Reward Rescaling

Reward scaling is an essential topic in Reinforcement Learning (RL), and it can have a profound impact on the training dynamics.

Purpose of Reward Rescaling

  1. Stability:

    Normalizing rewards can lead to more stable training, especially in algorithms that use gradient-based optimization like PPO. Large rewards can lead to large updates, which can be harmful to training.

  2. Comparability:

    By rescaling, it’s easier to compare results across different environments or scenarios. If you’re tweaking an environment or comparing multiple environments, having a consistent reward scale can be helpful.

  3. Convergence Speed:

    Algorithms often converge faster when rewards are normalized because the optimization landscape becomes more consistent.

Dealing with Sparse and Skewed Rewards

In environments like MountainCar, the reward distribution is indeed sparse and skewed. This poses challenges:

  1. Sparse Rewards:

    Most of the rewards are negative and small, but occasionally there’s a large positive reward.

  2. Skewed Distribution:

    When you normalize such rewards using mean and standard deviation, the large reward will not be as influential as you might want because it’s an outlier.

Strategies to Handle Sparse and Skewed Rewards

  1. Clipping:

    Instead of just normalizing, you can also clip the rewards between two values (e.g., -1 and 1). This ensures that no reward becomes too dominant. The downside is that you lose information about the magnitude of the reward.

  2. Moving Average Rescaling:

    Instead of computing the mean and standard deviation over all rewards ever seen, you can compute them over a moving window. This can make the normalization more sensitive to recent rewards, which might be desirable in non-stationary environments.

  3. No Rescaling:

    In some cases, especially when the reward structure is essential, and you don’t want to lose the reward magnitude information, you might choose not to rescale at all. However, you should ensure that your learning rates and other hyperparameters are set appropriately to handle the reward magnitudes.

  4. Custom Rescaling:

    You could use domain knowledge to design a custom rescaling function. For example, you could rescale all negative rewards to be between -1 and 0 and all positive rewards between 0 and 1, ensuring that the positive reward’s relative magnitude is preserved.
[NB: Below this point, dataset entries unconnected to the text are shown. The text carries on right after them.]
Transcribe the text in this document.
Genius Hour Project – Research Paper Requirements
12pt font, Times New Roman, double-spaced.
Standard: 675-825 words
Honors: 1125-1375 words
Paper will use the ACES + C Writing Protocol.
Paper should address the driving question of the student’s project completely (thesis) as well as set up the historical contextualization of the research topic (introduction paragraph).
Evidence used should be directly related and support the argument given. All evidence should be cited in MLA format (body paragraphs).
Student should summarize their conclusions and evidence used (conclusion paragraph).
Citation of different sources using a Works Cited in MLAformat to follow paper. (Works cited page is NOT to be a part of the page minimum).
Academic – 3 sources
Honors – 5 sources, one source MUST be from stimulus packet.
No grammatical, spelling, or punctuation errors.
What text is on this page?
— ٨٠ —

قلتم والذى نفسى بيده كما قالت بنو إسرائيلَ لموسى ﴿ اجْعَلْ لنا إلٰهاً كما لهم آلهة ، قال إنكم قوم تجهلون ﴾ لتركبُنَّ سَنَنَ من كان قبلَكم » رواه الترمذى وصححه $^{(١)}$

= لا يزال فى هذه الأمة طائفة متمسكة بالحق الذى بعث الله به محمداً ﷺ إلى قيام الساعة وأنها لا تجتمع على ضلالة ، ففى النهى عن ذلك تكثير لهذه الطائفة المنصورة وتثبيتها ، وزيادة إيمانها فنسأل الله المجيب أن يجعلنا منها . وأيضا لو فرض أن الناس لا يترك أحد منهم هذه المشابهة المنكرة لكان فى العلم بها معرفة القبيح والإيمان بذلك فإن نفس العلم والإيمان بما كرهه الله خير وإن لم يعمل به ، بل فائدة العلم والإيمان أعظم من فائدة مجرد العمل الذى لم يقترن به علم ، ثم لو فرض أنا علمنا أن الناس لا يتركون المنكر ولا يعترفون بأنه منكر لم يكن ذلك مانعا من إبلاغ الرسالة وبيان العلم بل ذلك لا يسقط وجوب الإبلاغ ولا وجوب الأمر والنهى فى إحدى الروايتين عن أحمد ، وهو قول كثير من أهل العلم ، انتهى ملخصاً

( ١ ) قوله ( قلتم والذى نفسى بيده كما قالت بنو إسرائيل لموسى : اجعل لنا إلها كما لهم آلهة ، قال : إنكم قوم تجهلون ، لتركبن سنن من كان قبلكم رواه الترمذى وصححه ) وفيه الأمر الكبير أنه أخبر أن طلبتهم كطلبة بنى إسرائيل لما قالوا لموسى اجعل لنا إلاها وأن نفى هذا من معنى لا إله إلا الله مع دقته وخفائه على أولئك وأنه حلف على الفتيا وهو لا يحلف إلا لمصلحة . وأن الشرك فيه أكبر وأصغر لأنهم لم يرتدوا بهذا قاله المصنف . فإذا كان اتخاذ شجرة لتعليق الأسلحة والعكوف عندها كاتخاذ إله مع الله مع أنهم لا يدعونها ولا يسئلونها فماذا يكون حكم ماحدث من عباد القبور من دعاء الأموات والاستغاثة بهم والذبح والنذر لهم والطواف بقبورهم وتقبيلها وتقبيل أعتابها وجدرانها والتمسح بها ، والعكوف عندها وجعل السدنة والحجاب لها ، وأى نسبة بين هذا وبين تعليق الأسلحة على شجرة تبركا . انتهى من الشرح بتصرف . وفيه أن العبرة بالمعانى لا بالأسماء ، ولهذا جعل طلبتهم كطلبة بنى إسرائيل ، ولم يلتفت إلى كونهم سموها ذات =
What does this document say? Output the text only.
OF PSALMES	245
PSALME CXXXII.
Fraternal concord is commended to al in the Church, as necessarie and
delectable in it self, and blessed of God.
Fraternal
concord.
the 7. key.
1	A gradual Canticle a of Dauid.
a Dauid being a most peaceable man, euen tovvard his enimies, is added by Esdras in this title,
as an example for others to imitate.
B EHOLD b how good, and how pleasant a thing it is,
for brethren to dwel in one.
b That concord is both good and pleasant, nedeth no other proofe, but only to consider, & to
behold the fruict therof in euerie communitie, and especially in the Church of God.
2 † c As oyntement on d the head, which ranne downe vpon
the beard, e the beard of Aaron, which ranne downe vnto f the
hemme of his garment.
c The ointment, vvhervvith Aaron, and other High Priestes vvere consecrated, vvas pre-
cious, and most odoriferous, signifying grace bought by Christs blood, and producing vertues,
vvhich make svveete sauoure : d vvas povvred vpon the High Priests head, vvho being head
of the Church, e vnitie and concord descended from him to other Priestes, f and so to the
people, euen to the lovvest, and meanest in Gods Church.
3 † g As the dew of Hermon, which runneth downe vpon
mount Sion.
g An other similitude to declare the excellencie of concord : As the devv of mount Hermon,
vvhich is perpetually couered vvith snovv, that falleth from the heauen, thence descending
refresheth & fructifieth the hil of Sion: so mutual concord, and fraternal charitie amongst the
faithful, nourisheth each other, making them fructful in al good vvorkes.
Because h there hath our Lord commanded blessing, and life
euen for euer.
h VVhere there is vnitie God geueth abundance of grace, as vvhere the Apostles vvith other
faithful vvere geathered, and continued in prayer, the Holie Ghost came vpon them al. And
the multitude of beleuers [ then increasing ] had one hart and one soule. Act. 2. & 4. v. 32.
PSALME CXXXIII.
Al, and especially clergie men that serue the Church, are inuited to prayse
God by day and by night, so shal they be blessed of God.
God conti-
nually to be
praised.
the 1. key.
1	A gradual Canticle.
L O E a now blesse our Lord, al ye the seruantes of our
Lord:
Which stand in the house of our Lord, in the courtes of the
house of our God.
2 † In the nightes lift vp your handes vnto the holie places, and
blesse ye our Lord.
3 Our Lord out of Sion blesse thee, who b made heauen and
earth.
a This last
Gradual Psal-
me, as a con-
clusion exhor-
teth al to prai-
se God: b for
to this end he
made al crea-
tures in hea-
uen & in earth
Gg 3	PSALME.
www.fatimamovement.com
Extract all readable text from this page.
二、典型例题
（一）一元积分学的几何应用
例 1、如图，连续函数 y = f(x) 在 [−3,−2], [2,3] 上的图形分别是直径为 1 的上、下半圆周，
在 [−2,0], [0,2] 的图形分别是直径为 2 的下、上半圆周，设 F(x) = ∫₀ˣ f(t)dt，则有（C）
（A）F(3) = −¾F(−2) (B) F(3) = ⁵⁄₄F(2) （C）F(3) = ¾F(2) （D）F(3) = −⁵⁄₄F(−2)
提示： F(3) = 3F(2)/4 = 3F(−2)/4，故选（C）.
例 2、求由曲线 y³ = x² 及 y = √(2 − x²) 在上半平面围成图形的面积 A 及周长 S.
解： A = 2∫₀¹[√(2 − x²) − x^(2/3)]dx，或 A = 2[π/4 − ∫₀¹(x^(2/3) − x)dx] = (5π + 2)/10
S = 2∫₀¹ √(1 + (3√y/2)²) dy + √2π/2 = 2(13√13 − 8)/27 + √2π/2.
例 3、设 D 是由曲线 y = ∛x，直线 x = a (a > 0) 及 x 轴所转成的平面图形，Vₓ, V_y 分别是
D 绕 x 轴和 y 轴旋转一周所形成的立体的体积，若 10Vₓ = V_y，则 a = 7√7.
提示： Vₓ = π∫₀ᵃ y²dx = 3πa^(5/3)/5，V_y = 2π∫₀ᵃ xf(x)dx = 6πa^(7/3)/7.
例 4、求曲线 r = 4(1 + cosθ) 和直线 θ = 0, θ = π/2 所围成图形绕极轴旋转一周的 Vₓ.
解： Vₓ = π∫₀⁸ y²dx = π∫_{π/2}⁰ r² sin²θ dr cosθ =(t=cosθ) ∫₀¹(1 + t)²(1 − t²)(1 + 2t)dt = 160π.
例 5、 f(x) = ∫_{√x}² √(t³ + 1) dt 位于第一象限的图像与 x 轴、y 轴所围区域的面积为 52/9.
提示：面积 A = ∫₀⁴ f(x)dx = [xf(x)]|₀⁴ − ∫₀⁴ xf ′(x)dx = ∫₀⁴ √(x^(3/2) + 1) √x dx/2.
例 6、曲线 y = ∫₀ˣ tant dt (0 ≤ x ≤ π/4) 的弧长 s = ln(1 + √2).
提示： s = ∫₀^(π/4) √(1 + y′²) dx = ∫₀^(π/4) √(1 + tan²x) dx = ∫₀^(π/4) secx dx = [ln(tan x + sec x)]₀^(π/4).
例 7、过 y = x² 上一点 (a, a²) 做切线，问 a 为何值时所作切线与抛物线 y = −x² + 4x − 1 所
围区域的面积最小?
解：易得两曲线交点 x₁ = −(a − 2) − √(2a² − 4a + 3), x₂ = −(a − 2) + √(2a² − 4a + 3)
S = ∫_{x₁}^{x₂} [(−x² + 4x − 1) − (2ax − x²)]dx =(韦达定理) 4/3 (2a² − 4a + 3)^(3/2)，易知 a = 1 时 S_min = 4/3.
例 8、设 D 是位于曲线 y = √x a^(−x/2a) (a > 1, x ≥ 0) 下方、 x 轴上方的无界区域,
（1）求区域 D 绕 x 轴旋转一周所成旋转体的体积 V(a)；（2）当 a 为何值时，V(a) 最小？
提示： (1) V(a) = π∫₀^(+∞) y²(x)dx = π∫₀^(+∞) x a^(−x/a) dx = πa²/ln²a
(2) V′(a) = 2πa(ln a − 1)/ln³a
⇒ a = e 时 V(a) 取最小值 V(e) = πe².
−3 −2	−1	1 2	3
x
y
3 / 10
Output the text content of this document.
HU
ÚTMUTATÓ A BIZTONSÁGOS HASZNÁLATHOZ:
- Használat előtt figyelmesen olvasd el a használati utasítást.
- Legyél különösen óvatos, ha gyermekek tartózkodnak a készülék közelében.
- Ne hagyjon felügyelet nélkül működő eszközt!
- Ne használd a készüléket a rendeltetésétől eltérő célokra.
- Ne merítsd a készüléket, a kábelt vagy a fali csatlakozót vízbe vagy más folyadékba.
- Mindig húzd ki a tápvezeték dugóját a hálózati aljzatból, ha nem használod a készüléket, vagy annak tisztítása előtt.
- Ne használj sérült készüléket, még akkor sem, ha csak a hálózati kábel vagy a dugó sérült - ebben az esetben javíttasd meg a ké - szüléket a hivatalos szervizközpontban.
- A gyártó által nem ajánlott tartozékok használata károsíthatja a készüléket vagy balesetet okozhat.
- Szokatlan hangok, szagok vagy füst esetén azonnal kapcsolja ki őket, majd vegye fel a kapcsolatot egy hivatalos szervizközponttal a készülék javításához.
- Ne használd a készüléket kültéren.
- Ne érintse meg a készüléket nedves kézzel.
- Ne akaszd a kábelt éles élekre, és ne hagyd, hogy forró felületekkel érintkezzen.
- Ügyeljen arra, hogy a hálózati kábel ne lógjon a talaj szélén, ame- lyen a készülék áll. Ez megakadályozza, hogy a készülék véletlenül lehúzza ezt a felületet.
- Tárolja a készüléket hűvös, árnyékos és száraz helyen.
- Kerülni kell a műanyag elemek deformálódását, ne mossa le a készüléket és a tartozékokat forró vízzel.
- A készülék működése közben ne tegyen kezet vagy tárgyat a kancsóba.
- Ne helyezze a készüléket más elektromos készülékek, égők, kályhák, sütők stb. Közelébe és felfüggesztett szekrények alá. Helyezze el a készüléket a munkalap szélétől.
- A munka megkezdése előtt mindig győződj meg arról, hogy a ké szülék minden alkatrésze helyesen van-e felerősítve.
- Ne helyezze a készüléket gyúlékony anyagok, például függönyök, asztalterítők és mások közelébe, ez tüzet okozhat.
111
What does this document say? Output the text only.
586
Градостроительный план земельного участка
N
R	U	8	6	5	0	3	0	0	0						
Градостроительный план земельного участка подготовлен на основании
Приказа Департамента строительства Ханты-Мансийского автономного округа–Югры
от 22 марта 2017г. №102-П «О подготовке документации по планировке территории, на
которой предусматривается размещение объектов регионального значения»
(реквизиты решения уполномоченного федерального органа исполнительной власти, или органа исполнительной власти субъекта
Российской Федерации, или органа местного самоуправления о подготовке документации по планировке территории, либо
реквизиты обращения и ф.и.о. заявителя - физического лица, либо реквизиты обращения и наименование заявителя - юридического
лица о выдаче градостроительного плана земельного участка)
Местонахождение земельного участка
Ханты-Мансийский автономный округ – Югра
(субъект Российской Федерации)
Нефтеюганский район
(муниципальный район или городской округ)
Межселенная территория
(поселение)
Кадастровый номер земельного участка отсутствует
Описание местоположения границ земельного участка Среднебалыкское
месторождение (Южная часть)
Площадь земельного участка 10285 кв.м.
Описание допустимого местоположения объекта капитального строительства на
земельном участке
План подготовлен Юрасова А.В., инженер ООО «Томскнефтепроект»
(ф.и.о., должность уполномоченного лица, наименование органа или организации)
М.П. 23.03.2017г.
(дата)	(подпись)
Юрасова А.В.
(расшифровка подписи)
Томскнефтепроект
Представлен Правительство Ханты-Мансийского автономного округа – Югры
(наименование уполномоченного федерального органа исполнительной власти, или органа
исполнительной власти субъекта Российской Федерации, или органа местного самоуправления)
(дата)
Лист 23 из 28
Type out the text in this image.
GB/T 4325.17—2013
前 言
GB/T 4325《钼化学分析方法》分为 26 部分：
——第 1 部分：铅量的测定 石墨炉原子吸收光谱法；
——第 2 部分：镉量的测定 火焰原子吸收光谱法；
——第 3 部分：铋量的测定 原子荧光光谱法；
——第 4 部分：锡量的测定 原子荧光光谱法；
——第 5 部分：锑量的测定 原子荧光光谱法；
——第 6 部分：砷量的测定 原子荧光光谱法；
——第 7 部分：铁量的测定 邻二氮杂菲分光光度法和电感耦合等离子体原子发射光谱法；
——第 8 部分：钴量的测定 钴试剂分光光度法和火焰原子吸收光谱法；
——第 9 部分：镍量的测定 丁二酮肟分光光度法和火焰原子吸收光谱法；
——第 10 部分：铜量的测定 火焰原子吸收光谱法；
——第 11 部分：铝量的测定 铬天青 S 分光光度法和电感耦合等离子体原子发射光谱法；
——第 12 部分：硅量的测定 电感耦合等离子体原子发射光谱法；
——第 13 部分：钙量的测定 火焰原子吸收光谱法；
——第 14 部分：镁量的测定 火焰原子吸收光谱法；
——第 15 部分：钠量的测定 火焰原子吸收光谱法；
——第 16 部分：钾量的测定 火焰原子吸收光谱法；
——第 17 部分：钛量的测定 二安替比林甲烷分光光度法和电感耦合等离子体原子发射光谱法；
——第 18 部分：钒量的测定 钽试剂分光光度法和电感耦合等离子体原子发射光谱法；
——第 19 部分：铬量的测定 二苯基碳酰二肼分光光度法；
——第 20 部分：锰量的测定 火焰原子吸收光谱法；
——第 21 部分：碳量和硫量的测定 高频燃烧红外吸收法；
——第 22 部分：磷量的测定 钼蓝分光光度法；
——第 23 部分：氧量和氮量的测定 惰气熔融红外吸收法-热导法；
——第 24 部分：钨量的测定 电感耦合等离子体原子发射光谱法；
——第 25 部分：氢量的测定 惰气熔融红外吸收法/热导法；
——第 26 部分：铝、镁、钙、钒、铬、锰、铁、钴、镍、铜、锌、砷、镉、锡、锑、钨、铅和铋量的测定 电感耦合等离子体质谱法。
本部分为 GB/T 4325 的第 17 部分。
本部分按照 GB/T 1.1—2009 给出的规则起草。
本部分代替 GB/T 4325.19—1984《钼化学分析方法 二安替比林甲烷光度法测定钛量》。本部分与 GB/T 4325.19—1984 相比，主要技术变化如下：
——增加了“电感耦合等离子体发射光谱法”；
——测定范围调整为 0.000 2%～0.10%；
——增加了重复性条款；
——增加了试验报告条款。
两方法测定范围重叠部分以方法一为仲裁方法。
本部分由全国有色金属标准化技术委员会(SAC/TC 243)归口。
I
Should you rescale in MountainCar?

Given the nature of MountainCar, where most rewards are small and negative, but the successful completion of the task results in a large positive reward, you have a few options:

  1. No Rescaling:

    You could opt not to rescale and adjust other hyperparameters to handle the magnitude of rewards.

  2. Clipping:

    After normalizing, clip the rewards between [-1, 1]. This way, the positive reward will have a maximum influence on the update, which might be desirable.

  3. Custom Rescaling:

    If you feel the large positive reward is not getting enough emphasis in the training, use domain knowledge to come up with a custom scaling that amplifies the positive reward.

Conclusion

The best strategy often depends on the specific problem, the RL algorithm used, and the desired behavior. In cases with skewed rewards, it’s essential to understand the implications of reward scaling and make informed decisions. Experimentation is crucial. You might want to try different strategies and see which one leads to better and more stable training.